# Jeep Cherokee living?



## Golcems

Any tips for trying to live in a cherokee?


----------



## Hazardoussix6six

unrelated sorta, but you got the 4.0 or the 2.5?

Also tint or drape the windows so people can't see you sleeping.


----------



## Golcems

Hazardoussix6six said:


> unrelated sorta, but you got the 4.0 or the 2.5?
> 
> Also tint or drape the windows so people can't see you sleeping.


I actually dont have the jeep yet haha, just trying to gather as much info as I can ya know


----------



## Hazardoussix6six

fair enough, if options exists though get the 4.0 , bullet proof motor and overall better mpgs than the 4 cylinder ... both r terrible on gas though . maybe grab an old ford ranger Better mpgs, and not much smaller.


----------



## Golcems

Hazardoussix6six said:


> fair enough, if options exists though get the 4.0 , bullet proof motor and overall better mpgs than the 4 cylinder ... both r terrible on gas though . maybe grab an old ford ranger Better mpgs, and not much smaller.


Oh cool, thank you man. I’ll definitely keep that in mind


----------



## Dmac

I owned a Cherokee with a 2.8 v6 good running and lasted me a long time. Only got 20 mpg on the hwy. lots of room for stuff, but even with the back seat folded down, there just was not enough room for me to sleep comfortably. Great for getting to out of the way places to camp, but I would not pick one to try to live in. While there are a lot of advantages to having a 4x4, having had a couple, I would not get another one. Unless it was just too good a deal to pass up.


----------



## angerisagift

Golcems said:


> Oh cool, thank you man. I’ll definitely keep that in mind


Agree with @Hazardoussix6six get the 4.0 I have owned 2 in the past. Sleeping for me was cramped like @Dmac says but reliable AF and parts easy to get at salvage yard.


----------



## Hazardoussix6six

angerisagift said:


> Agree with @Hazardoussix6six get the 4.0 I have owned 2 in the past. Sleeping for me was cramped like @Dmac says but reliable AF and parts easy to get at salvage yard.


parts are super cheap agreed, and bountiful! had a bunch myself in old jeep comanches. long bed 90s ranger would be my choice to tramp in. camper top room to comfortably layout and solid mpgs. an once again cheap parts everywhere.


----------



## vannevar

i dont like cherokees. theyre weak, they overheat, theyre cramped, etc etc...the old classic cjs are 100 x better in every way. they can be equipped with a rooftop tent, or can tow a teardrop trailer.


----------



## mouse

Hazardoussix6six said:


> long bed 90s ranger would be my choice to tramp in. camper top room to comfortably layout and solid mpgs. an once again cheap parts everywhere.

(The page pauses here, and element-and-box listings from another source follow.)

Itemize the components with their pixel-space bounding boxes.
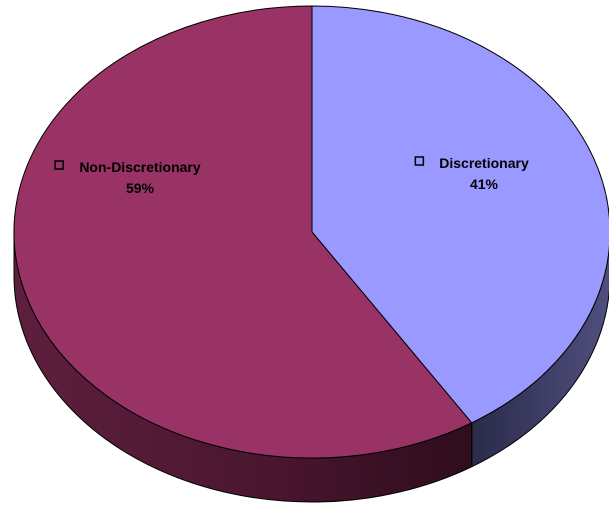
pie-slice-discretionary (311, 5, 609, 424)
data-label-name: Non-Discretionary (79, 159, 201, 175)
pie-labels: Discretionary 41% Non-Discretionary 59% (54, 155, 529, 196)
pie-slice-non-discretionary (13, 5, 473, 459)
legend-key-square (414, 156, 425, 166)
data-label-0: Discretionary 41% (414, 155, 529, 192)
legend-key-square (54, 160, 64, 170)
data-label-name: Discretionary (439, 155, 529, 171)
data-label-value: 59% (126, 180, 155, 196)
pie-tops (13, 5, 609, 459)
data-label-value: 41% (470, 176, 499, 192)
data-label-1: Non-Discretionary 59% (54, 159, 201, 196)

Even the 6' regular bed works pretty well; tall folks can sleep on the diagonal for over 7' of space. Plus small pickups have detents in the bed and wheelwells that allow one to make a deck from two 2x4s.. It's really to carry 4'x8' sheets (getting them elevated over the wheelwells) but put those boards across and throw some plywood across and you're sleeping off the cold, wet steel bed.

Cheap plastic underbed storage bins fit perfect under there, and are invisible when the tailgate is closed. 







Topper was a $25 craiglist find; some dude's wife wanted it _gone_. I ended up putting a 60w solar panel on top and feeding a marine-type battery that lived under the deck. Ran lights, fan, and phone charger off that.


----------



## Golcems

mouse said:


> Even the 6' regular bed works pretty well; tall folks can sleep on the diagonal for over 7' of space. Plus small pickups have detents in the bed and wheelwells that allow one to make a deck from two 2x4s.. It's really to carry 4'x8' sheets (getting them elevated over the wheelwells) but put those boards across and throw some plywood across and you're sleeping off the cold, wet steel bed.
> 
> Cheap plastic underbed storage bins fit perfect under there, and are invisible when the tailgate is closed.
> 
> View attachment 39420
> 
> 
> Topper was a $25 craiglist find; some dude's wife wanted it _gone_. I ended up putting a 60w solar panel on top and feeding a marine-type battery that lived under the deck. Ran lights, fan, and phone charger off that.


That is awesome. Thanks for showin us man


----------



## angerisagift

Awesome setup Brother


----------



## angerisagift

Awesome setup Brother


----------



## Hazardoussix6six

yea sic setup! rubber tramping days r in my future within the next few years. so solids info!


----------



## Zigafu

tinted windows definitely. lifted and tinted the windows on my 5.9 so unless you’re right up close you couldn’t see me sleeping or some shit. only real problem is how god damned loud it is


----------